Zach Thomas

Network Engineer

Zach Thomas

Network Engineer

Learning to Trust Process Over Confidence (Part 2)

by Zach Thomas | Dec 19, 2025 | Engineering Growth

What I’m changing in how I work

After reflecting on a mistake, the next question becomes unavoidable:

What do you actually do differently?

Insight without behavior change is just self-analysis.
So here’s what I’m intentionally changing in how I work.

I no longer act on “I know this”

Any time I feel that familiar confidence — the “this is obvious” feeling — I stop.

That feeling is no longer permission to act.
It’s a signal to verify.

Confidence now triggers curiosity, not action.
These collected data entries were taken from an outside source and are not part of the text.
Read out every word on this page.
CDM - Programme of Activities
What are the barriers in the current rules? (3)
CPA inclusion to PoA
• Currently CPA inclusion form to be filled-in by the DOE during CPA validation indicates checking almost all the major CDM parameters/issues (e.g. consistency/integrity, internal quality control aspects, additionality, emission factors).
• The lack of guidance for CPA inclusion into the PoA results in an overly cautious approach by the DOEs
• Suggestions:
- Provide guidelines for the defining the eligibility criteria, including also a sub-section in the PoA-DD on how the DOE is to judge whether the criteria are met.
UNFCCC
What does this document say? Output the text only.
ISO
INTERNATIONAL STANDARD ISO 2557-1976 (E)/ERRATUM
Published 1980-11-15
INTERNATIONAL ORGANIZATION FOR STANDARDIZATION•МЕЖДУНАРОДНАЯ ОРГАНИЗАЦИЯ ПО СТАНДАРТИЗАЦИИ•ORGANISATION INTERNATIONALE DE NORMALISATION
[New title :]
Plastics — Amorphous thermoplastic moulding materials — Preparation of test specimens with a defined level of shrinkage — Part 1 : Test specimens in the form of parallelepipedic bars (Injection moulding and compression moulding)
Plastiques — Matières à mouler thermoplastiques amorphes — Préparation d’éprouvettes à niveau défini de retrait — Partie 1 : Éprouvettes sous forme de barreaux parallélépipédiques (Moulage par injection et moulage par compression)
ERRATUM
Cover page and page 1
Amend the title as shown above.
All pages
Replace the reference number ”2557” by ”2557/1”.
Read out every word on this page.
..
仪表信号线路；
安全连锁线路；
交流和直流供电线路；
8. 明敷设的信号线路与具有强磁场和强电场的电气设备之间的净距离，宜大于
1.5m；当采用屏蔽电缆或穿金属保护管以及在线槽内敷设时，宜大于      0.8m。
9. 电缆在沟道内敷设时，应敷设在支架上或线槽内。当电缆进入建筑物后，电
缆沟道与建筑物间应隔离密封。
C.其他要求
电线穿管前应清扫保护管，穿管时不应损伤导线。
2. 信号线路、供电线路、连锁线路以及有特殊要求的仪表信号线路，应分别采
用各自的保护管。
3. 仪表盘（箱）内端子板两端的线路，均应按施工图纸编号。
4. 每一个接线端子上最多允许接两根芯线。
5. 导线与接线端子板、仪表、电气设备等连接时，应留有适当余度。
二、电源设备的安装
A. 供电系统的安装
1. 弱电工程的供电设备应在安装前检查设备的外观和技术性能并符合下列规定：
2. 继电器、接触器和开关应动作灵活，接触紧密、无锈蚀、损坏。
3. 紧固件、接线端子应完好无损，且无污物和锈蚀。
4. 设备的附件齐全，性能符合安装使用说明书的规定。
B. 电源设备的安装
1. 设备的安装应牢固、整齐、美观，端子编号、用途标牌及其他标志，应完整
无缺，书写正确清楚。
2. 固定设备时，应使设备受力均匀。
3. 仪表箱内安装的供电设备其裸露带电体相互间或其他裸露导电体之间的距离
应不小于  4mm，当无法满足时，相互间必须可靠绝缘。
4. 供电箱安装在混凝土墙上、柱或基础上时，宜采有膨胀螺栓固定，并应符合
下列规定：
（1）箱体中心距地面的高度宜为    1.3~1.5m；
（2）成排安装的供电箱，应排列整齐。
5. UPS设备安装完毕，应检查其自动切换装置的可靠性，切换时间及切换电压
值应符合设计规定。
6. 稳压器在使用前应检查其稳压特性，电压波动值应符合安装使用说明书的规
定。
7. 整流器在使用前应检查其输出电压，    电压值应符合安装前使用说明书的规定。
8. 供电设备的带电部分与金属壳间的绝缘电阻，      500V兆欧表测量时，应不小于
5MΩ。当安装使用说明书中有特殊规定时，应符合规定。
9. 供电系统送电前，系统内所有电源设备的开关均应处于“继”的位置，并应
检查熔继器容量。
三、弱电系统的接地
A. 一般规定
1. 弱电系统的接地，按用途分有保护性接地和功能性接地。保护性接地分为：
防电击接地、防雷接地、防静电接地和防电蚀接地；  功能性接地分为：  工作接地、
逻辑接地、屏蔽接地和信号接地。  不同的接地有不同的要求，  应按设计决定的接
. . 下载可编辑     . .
I separate finding problems from fixing them

I’ve stopped treating every issue I notice as something that must be fixed immediately.

    • Now, my default is:
    • identify the risk
    • document it
    • make it visible
    • schedule change intentionally

    This protects the environment — and protects trust.

    I narrate my thinking before touching anything

    I’ve learned that people can’t trust what they can’t see.
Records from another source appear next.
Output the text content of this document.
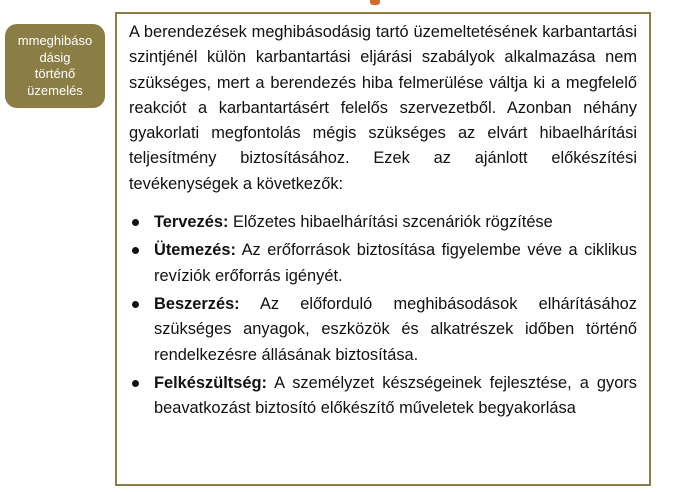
mmeghibáso
dásig
történő
üzemelés

A berendezések meghibásodásig tartó üzemeltetésének karbantartási szintjénél külön karbantartási eljárási szabályok alkalmazása nem szükséges, mert a berendezés hiba felmerülése váltja ki a megfelelő reakciót a karbantartásért felelős szervezetből. Azonban néhány gyakorlati megfontolás mégis szükséges az elvárt hibaelhárítási teljesítmény biztosításához. Ezek az ajánlott előkészítési tevékenységek a következők:

Tervezés: Előzetes hibaelhárítási szcenáriók rögzítése
Ütemezés: Az erőforrások biztosítása figyelembe véve a ciklikus revíziók erőforrás igényét.
Beszerzés: Az előforduló meghibásodások elhárításához szükséges anyagok, eszközök és alkatrészek időben történő rendelkezésre állásának biztosítása.
Felkészültség: A személyzet készségeinek fejlesztése, a gyors beavatkozást biztosító előkészítő műveletek begyakorlása
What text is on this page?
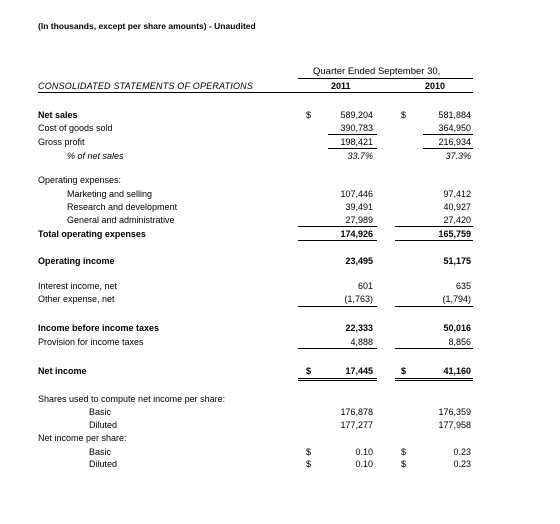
(In thousands, except per share amounts) - Unaudited
Quarter Ended September 30,
CONSOLIDATED STATEMENTS OF OPERATIONS	2011	2010
Net sales	$	589,204	$	581,884
Cost of goods sold	390,783	364,950
Gross profit	198,421	216,934
% of net sales	33.7%	37.3%
Operating expenses:
Marketing and selling	107,446	97,412
Research and development	39,491	40,927
General and administrative	27,989	27,420
Total operating expenses	174,926	165,759
Operating income	23,495	51,175
Interest income, net	601	635
Other expense, net	(1,763)	(1,794)
Income before income taxes	22,333	50,016
Provision for income taxes	4,888	8,856
Net income	$	17,445	$	41,160
Shares used to compute net income per share:
Basic	176,878	176,359
Diluted	177,277	177,958
Net income per share:
Basic	$	0.10	$	0.23
Diluted	$	0.10	$	0.23
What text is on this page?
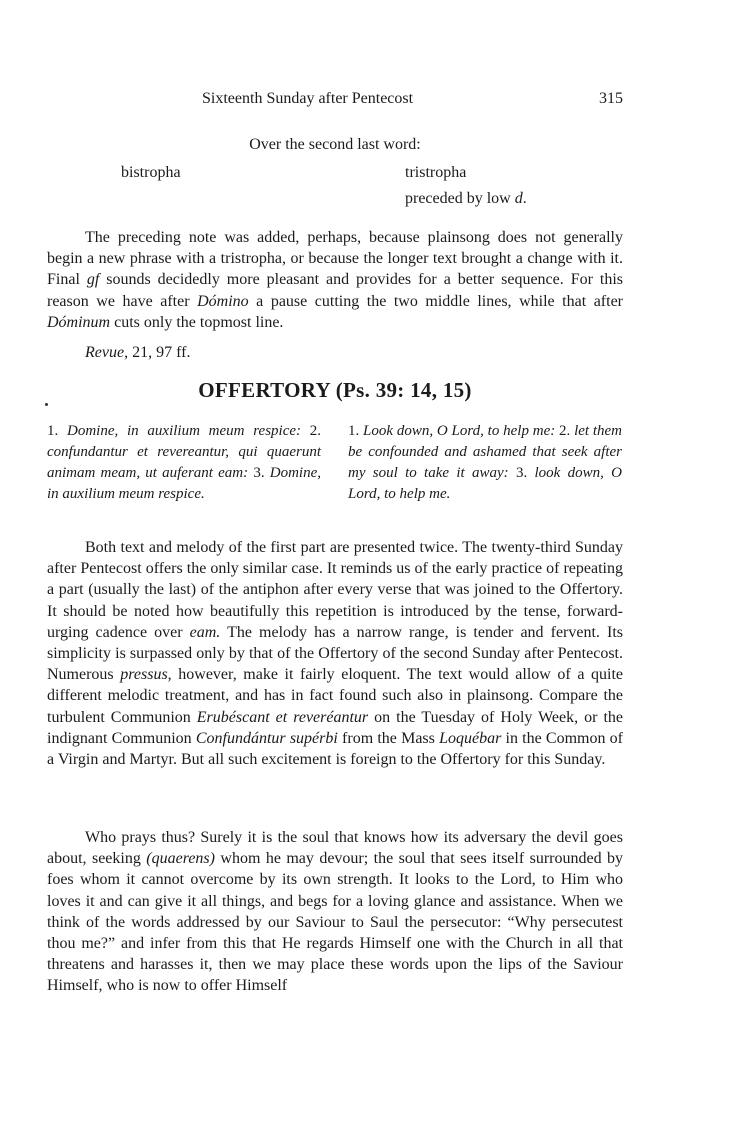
Sixteenth Sunday after Pentecost	315
Over the second last word:
bistropha	tristropha
preceded by low d.

The preceding note was added, perhaps, because plainsong does not generally begin a new phrase with a tristropha, or because the longer text brought a change with it. Final gf sounds decidedly more pleasant and provides for a better sequence. For this reason we have after Dómino a pause cutting the two middle lines, while that after Dóminum cuts only the topmost line.

Revue, 21, 97 ff.
OFFERTORY (Ps. 39: 14, 15)

1. Domine, in auxilium meum respice: 2. confundantur et revereantur, qui quaerunt animam meam, ut auferant eam: 3. Domine, in auxilium meum respice.

1. Look down, O Lord, to help me: 2. let them be confounded and ashamed that seek after my soul to take it away: 3. look down, O Lord, to help me.

Both text and melody of the first part are presented twice. The twenty-third Sunday after Pentecost offers the only similar case. It reminds us of the early practice of repeating a part (usually the last) of the antiphon after every verse that was joined to the Offertory. It should be noted how beautifully this repetition is introduced by the tense, forward-urging cadence over eam. The melody has a narrow range, is tender and fervent. Its simplicity is surpassed only by that of the Offertory of the second Sunday after Pentecost. Numerous pressus, however, make it fairly eloquent. The text would allow of a quite different melodic treatment, and has in fact found such also in plainsong. Compare the turbulent Communion Erubéscant et reveréantur on the Tuesday of Holy Week, or the indignant Communion Confundántur supérbi from the Mass Loquébar in the Common of a Virgin and Martyr. But all such excitement is foreign to the Offertory for this Sunday.

Who prays thus? Surely it is the soul that knows how its adversary the devil goes about, seeking (quaerens) whom he may devour; the soul that sees itself surrounded by foes whom it cannot overcome by its own strength. It looks to the Lord, to Him who loves it and can give it all things, and begs for a loving glance and assistance. When we think of the words addressed by our Saviour to Saul the persecutor: “Why persecutest thou me?” and infer from this that He regards Himself one with the Church in all that threatens and harasses it, then we may place these words upon the lips of the Saviour Himself, who is now to offer Himself
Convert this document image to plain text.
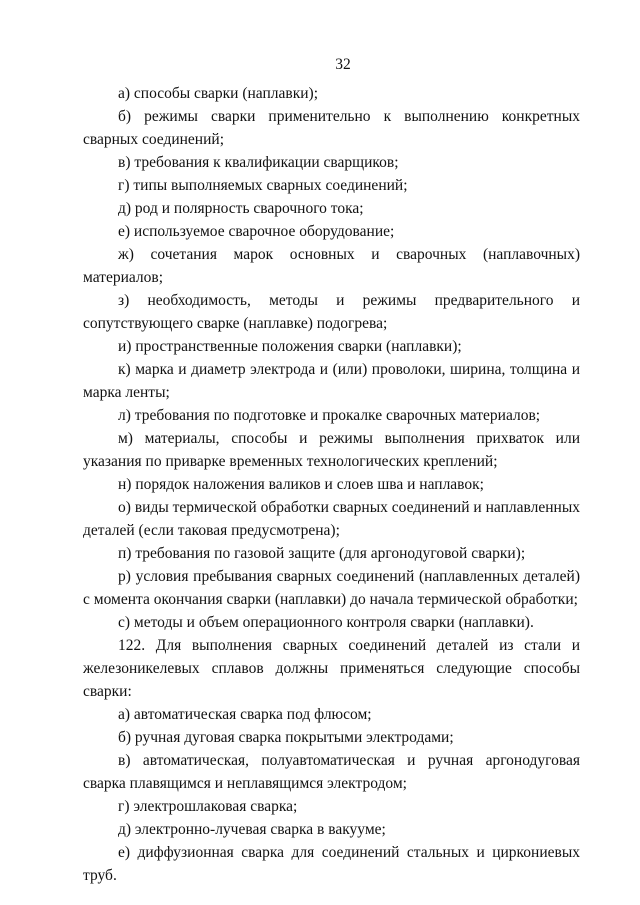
32

а) способы сварки (наплавки);

б) режимы сварки применительно к выполнению конкретных сварных соединений;

в) требования к квалификации сварщиков;

г) типы выполняемых сварных соединений;

д) род и полярность сварочного тока;

е) используемое сварочное оборудование;

ж) сочетания марок основных и сварочных (наплавочных) материалов;

з) необходимость, методы и режимы предварительного и сопутствующего сварке (наплавке) подогрева;

и) пространственные положения сварки (наплавки);

к) марка и диаметр электрода и (или) проволоки, ширина, толщина и марка ленты;

л) требования по подготовке и прокалке сварочных материалов;

м) материалы, способы и режимы выполнения прихваток или указания по приварке временных технологических креплений;

н) порядок наложения валиков и слоев шва и наплавок;

о) виды термической обработки сварных соединений и наплавленных деталей (если таковая предусмотрена);

п) требования по газовой защите (для аргонодуговой сварки);

р) условия пребывания сварных соединений (наплавленных деталей) с момента окончания сварки (наплавки) до начала термической обработки;

с) методы и объем операционного контроля сварки (наплавки).

122. Для выполнения сварных соединений деталей из стали и железоникелевых сплавов должны применяться следующие способы сварки:

а) автоматическая сварка под флюсом;

б) ручная дуговая сварка покрытыми электродами;

в) автоматическая, полуавтоматическая и ручная аргонодуговая сварка плавящимся и неплавящимся электродом;

г) электрошлаковая сварка;

д) электронно-лучевая сварка в вакууме;

е) диффузионная сварка для соединений стальных и циркониевых труб.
    So I’m practicing saying things like:

    “Here’s what I’m seeing.”
    “Here’s why I think it matters.”
    “Here’s what I would change — but I won’t until we agree.”

    That turns internal knowledge into shared understanding.

    I measure success differently

    Success used to mean:

      • fixing the issue

      • being right

      • making things cleaner

    Now success means:

      • no surprises

      • no emergency rollbacks

      • no unexplained outages

    Predictability is the metric.

    A quieter kind of confidence

    I still want to be good at this.

    But I’m learning that real confidence doesn’t come from acting quickly or decisively.

    It comes from trusting a process that slows you down — especially when you feel sure.

    That’s the kind of confidence I’m working toward.

    Final note

    If you’re in a similar place — where you know the technology but struggle to feel trusted with it — you’re not broken.

    You’re recalibrating.

    And that recalibration, while uncomfortable, is often the moment real professionalism begins.